HB: Cuba and the Night became fiction by accident, did it not?

PI: Yes. It was going to be a book of nonfiction but my house burnt down and I lost all the notes.

HB: So you were compelled to make it up.

PI: And the bits I completely made up were the best bits.

HB: In that book, as in so many of your others, there's the sense of people wanting to leave their skin to enter someone else's. You have the exchange between Jose and the German students, for example: They yearn to be Cuban, he yearns to be German.

Are we interchangeable? Can we so easily exchange identities? At the end of Video Night in Kathmandu you conclude that while it may appear that Asia is becoming like America, some things are too deeply rooted to enter into the postmodern collage in quite the way you assumed at first.

PI: Exactly so. I don't think cultures are really going to change fundamentally. You're also talking about fascination with the other, which I think all cultures share. The dialogue in the Japan book is between Westerners who really do go to Japan in search of discipline, because it's what we don't have here, and the Japanese, who are desperate for freedom. Zen would be as attractive to the narrator and his friends, say, as California would be to Sachiko. We all need to compensate for the deficiencies of our culture.

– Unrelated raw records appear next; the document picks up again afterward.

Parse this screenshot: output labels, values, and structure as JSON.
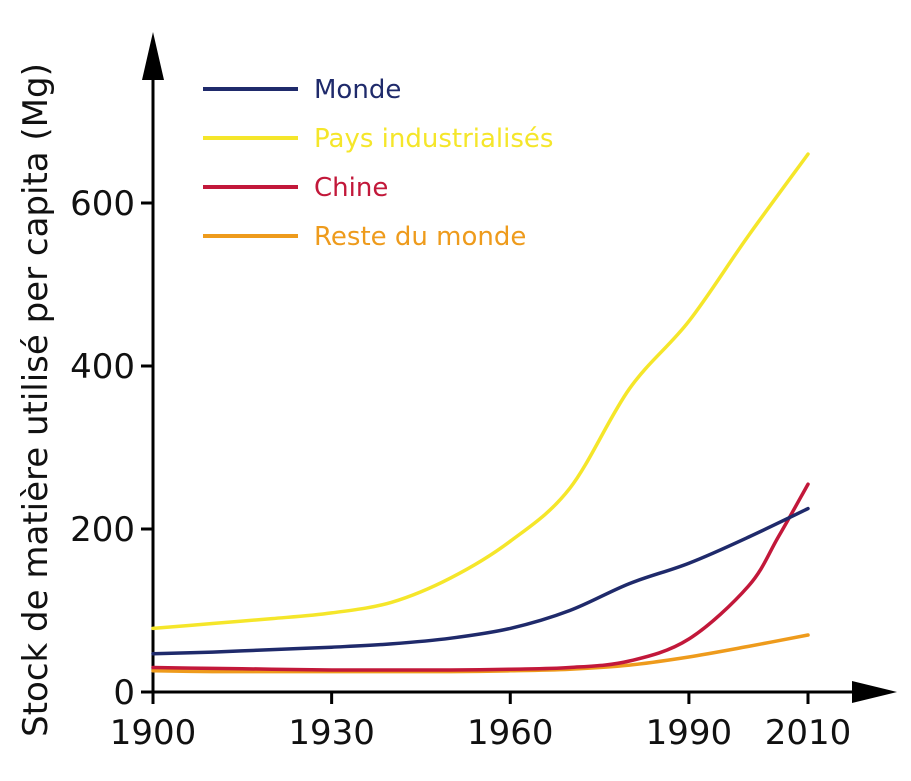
{
  "chart_data": {
    "type": "line",
    "ylabel": "Stock de matière utilisé per capita  (Mg)",
    "xlabel": "",
    "x_ticks": [
      "1900",
      "1930",
      "1960",
      "1990",
      "2010"
    ],
    "y_ticks": [
      "0",
      "200",
      "400",
      "600"
    ],
    "xlim": [
      1900,
      2023
    ],
    "ylim": [
      0,
      780
    ],
    "grid": false,
    "legend_position": "top-left",
    "series": [
      {
        "name": "Monde",
        "color": "#1f2a6b",
        "x": [
          1900,
          1910,
          1920,
          1930,
          1940,
          1950,
          1960,
          1970,
          1980,
          1990,
          2000,
          2010
        ],
        "y": [
          47,
          49,
          52,
          55,
          59,
          66,
          78,
          100,
          133,
          158,
          190,
          225
        ]
      },
      {
        "name": "Pays industrialisés",
        "color": "#f5e62a",
        "x": [
          1900,
          1910,
          1920,
          1930,
          1940,
          1950,
          1960,
          1970,
          1980,
          1990,
          2000,
          2010
        ],
        "y": [
          78,
          84,
          90,
          97,
          110,
          140,
          185,
          250,
          372,
          455,
          560,
          660
        ]
      },
      {
        "name": "Chine",
        "color": "#c2183a",
        "x": [
          1900,
          1910,
          1920,
          1930,
          1940,
          1950,
          1960,
          1970,
          1980,
          1990,
          2000,
          2005,
          2010
        ],
        "y": [
          30,
          29,
          28,
          27,
          27,
          27,
          28,
          30,
          38,
          65,
          130,
          190,
          255
        ]
      },
      {
        "name": "Reste du monde",
        "color": "#ee9b1c",
        "x": [
          1900,
          1910,
          1920,
          1930,
          1940,
          1950,
          1960,
          1970,
          1980,
          1990,
          2000,
          2010
        ],
        "y": [
          26,
          25,
          25,
          25,
          25,
          25,
          26,
          28,
          33,
          43,
          56,
          70
        ]
      }
    ]
  }
}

HB: You depict American pop culture as a kind of fractured internationalism. The sensitive and refined Sachiko, for example, finds Rocky profoundly moving; it speaks to her longing for a personal dream.

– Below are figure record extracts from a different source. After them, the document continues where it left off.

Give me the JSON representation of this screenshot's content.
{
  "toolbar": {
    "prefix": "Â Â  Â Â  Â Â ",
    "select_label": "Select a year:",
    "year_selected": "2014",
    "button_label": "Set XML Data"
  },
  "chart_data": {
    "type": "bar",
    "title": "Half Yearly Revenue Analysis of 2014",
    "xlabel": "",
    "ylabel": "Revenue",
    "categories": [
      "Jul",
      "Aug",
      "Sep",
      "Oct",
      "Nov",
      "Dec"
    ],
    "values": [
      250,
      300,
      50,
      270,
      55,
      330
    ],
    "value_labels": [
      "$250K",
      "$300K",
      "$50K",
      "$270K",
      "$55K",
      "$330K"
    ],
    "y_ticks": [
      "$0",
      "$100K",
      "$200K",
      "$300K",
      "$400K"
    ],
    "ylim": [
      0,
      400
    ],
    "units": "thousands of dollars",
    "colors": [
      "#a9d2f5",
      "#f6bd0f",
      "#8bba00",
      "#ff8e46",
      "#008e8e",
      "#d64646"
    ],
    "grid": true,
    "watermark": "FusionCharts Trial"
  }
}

PI: When I go to China, what's interesting to me is the Kentucky Fried Chicken outlet as a status symbol where people go to spend a whole week's wages. It never could be mistaken for a Kentucky Fried Chicken outlet in Cambridge, Massachusetts because of all the expectations people bring to it.

HB: And the nationalism just below the surface? Sachiko, for instance, becoming very defensive about Japan?

PI: Indeed, many people say, and I think persuasively, that as borders dissolve, there's more building of walls. A fifteenth century Arab said, "Only tribes can live in a desert." When you're in this area without borders, everyone is actually forming groups. So we've seen more tribalism, more nationalism.

I enjoy foreignness and dislocation, multicultures setting up in hearts as well as countries. But the hazards are obvious, especially in the assumption of understanding. Almost every company has a slogan about bringing the world together. That seems to me very dangerous because when we turn on our CD-ROM, or whatever, and watch The Killing Fields, say, we believe we know Cambodia, which our grandparents never could believe they knew. But it's not true. We don't know any more about Cambodia from watching The Killing Fields than Cambodians know about us from watching Santa Barbara or Dallas. We're still remote to another. The world is one hundred cultures divided by a common language, from MacDonald's to Madonna. It's easy to delude ourselves we share more than we do.

HB: If you are so acutely aware of the limitations, what keeps you on the road, or in the air, as the case may be?

PI: I travel, a little bit at least, because of what I see as a moral obligation. I can give imaginative escape, say, to the people I meet in Cuba. I can take their letters to their friends here. I can bring them news of America. I can actually provide things to which they otherwise don't have access. And I can bring my friends back here some sense of what Cuba's really like.

The only way you can really justify traveling is if you feel you're doing some good to the people you visit. It's so easily undertaken as a diversion, it has to have that component.